Brasília - O governo federal tem que seguir princípios na hora de elaborar o Orçamento da União. Uma das leis básicas que regem esse processo determina que haverá transparência na elaboração orçamentária. Além de discriminar receitas e despesas, de acordo com essa lei de 1964, o orçamento tem que levar em conta a política econômico-financeira e o programa de trabalho do governo.
Tudo isso, com base nos princípios da unidade, ou seja, só haverá um orçamento; da universalidade, deixando claro que nenhuma instituição pública deve ficar de fora do orçamento; e o da anualidade, que estabelece como período de tempo para as estimativas de receita e fixação de despesas o chamado ano fiscal.
Além disso, o orçamento tem que obedecer o Plano Plurianual de Investimentos (PPA), elaborado a cada quatro anos, que define as prioridades do governo para o período. O PPA deve ser enviado ao Congresso Nacional, pelo presidente da República, até o dia 31 de agosto do primeiro ano de mandato. A obrigatoriedade é estabelecida pela Constituição Federal. No plano, estão fixadas as diretrizes e objetivos da administração pública para despesas de capital e para programas de duração continuada.

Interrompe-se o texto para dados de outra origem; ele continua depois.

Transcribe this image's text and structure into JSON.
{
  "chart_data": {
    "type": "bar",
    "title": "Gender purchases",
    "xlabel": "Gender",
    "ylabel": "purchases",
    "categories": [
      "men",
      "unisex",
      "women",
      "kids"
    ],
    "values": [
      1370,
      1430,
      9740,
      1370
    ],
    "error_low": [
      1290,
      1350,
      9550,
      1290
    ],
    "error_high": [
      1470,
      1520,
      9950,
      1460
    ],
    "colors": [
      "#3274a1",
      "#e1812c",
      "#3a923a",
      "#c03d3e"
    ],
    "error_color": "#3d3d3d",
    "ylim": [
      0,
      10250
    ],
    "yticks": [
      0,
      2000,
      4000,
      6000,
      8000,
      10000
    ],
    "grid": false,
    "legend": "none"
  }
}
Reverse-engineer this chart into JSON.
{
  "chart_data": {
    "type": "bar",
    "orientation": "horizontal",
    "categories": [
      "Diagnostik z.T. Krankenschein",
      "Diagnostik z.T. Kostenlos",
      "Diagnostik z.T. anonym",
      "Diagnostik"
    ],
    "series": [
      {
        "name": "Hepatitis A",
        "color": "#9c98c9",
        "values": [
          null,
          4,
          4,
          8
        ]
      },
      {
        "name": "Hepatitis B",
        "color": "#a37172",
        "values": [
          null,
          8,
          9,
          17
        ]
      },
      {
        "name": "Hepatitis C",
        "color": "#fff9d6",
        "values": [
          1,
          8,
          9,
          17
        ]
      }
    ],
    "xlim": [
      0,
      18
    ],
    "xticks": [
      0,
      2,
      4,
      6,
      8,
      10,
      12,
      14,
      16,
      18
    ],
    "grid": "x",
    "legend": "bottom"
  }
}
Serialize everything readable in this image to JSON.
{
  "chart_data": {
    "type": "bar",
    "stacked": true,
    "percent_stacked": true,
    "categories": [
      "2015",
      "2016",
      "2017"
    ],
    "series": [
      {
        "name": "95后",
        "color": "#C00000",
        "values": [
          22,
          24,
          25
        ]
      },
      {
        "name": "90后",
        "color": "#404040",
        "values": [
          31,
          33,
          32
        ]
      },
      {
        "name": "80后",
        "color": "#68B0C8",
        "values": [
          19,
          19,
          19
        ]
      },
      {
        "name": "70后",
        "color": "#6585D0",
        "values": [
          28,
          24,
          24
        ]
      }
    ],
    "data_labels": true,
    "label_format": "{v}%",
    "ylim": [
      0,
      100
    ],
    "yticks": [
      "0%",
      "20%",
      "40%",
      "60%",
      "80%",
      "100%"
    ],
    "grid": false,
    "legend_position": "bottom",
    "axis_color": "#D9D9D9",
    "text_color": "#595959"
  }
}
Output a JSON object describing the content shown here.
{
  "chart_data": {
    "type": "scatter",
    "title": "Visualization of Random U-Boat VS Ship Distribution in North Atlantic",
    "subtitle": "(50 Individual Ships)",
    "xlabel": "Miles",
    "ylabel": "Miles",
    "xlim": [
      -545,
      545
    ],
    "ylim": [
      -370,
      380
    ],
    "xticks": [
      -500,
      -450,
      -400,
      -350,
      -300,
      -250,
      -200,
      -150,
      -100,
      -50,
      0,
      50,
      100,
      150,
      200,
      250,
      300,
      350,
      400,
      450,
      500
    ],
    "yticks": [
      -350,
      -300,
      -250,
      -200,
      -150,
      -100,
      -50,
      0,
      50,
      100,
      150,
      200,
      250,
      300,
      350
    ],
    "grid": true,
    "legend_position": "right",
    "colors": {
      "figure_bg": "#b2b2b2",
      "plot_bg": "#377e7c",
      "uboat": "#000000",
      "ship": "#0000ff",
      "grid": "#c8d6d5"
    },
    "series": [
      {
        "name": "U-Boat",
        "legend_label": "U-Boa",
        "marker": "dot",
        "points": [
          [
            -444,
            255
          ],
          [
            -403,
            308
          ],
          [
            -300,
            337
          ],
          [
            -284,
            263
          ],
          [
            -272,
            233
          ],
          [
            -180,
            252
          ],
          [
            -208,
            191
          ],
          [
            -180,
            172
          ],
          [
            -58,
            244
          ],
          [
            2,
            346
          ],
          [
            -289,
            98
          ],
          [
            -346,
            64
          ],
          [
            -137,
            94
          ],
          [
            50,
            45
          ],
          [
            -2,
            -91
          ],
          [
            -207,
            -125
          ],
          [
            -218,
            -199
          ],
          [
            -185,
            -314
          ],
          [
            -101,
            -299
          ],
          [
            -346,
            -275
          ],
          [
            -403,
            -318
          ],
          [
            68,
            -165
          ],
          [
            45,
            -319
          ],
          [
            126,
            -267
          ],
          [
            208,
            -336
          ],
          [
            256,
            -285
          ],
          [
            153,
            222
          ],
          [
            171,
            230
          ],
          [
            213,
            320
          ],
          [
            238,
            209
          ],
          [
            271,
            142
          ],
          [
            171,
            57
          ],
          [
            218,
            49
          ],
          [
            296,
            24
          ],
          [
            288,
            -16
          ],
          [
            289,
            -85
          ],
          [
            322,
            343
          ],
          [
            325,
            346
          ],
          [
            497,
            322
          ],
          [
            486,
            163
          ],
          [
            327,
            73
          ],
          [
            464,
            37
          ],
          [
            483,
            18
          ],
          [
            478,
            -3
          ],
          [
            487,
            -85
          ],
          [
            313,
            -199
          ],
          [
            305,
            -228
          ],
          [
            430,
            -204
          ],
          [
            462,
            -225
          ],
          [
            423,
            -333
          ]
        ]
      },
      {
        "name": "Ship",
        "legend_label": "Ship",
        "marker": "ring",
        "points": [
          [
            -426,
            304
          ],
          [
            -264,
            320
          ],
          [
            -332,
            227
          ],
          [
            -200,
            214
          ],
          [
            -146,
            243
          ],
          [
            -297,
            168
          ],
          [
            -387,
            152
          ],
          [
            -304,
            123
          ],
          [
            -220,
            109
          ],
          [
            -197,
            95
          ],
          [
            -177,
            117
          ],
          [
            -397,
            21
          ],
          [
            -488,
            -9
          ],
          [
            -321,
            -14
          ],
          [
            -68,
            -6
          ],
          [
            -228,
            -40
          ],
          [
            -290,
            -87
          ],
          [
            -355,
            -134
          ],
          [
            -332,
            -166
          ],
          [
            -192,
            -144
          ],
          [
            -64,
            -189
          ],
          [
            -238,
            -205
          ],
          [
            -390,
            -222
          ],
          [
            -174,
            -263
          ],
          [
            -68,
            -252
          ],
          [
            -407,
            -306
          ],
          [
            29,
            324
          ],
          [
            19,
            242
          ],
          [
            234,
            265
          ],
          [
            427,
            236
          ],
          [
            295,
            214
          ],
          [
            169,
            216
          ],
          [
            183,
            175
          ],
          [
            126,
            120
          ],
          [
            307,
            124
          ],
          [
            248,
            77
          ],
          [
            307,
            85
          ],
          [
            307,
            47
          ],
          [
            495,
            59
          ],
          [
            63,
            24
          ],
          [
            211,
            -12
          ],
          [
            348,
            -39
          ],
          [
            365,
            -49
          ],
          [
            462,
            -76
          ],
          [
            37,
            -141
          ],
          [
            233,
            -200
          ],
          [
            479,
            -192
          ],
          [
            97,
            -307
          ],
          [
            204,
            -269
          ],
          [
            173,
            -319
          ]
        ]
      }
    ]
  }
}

O PPA estabelece a ligação entre as prioridades de longo prazo e a Lei Orçamentária Anual. O professor da Universidade de Brasília Roberto Piscitelli destaca que o plano plurianual “é um instrumento que dita as grandes linhas de atuação do governo”. Assim, o governo, adequa os programas estipulados no plano ao orçamento de que vai dispor para cada ano.
Além do Plano Plurianual, todo ano o governo federal é obrigado a encaminhar ao parlamento, até 15 de abril, a Lei de Diretrizes Orçamentárias (LDO). É essa lei que estabelece as metas e prioridades para o ano posterior àquele em que é elaborada. Ela orienta a elaboração do Orçamento, trata de alterações na legislação tributária e estabelece a política de aplicação das agências financeiras de fomento.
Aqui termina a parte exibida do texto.